On 31 March 2022, the RIAS and the Centre for Modern History – City University of London will host a 1-hour webinar on War and the Environment with Emmanuel Kreike, author of Scorched Earth, Environmental Warfare as a Crime Against Humanity and Nature
The environmental infrastructure that sustains human societies has been a target and instrument of war for centuries, resulting in famine and disease, displaced populations, and the devastation of people’s livelihoods and ways of life. Historian Emmanuel Kreike’s latest book, Scorched Earth traces the history of how war, from the sixteenth to the twentieth century, has resulted in the deliberate destruction of the environment – an “environcide” as Kreike puts it. For this reason, Kreike argues, war should constitute a crime against both humanity and nature.

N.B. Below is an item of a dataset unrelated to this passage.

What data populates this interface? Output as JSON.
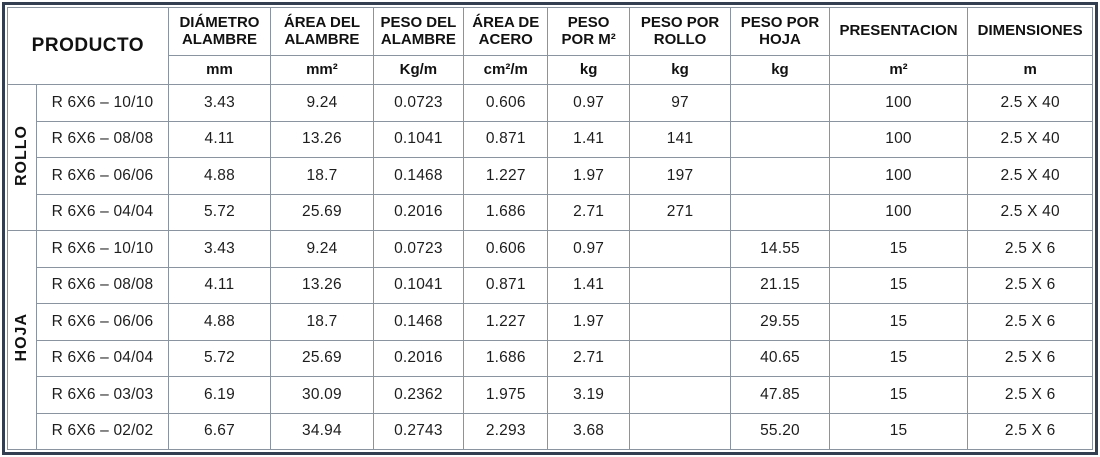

Prof. Kreike will address instances of environcide and population displacement in the Americas and will converse about the impact of war on society and the environment with Prof. Munira Khayyat, whose research revolves around life in war and whose forthcoming manuscript – A Landscape of War: Ecologies of Resistance and Survival in South Lebanon – explores the ways in which humans and other living beings survive and even thrive in militarized and war-seasoned environments.
Dr. Gaetano Di Tommaso will moderate the event, which will include a Q&A session.
The symposium will be held on 31 March 2022 and will start at 05:00 PM (CET).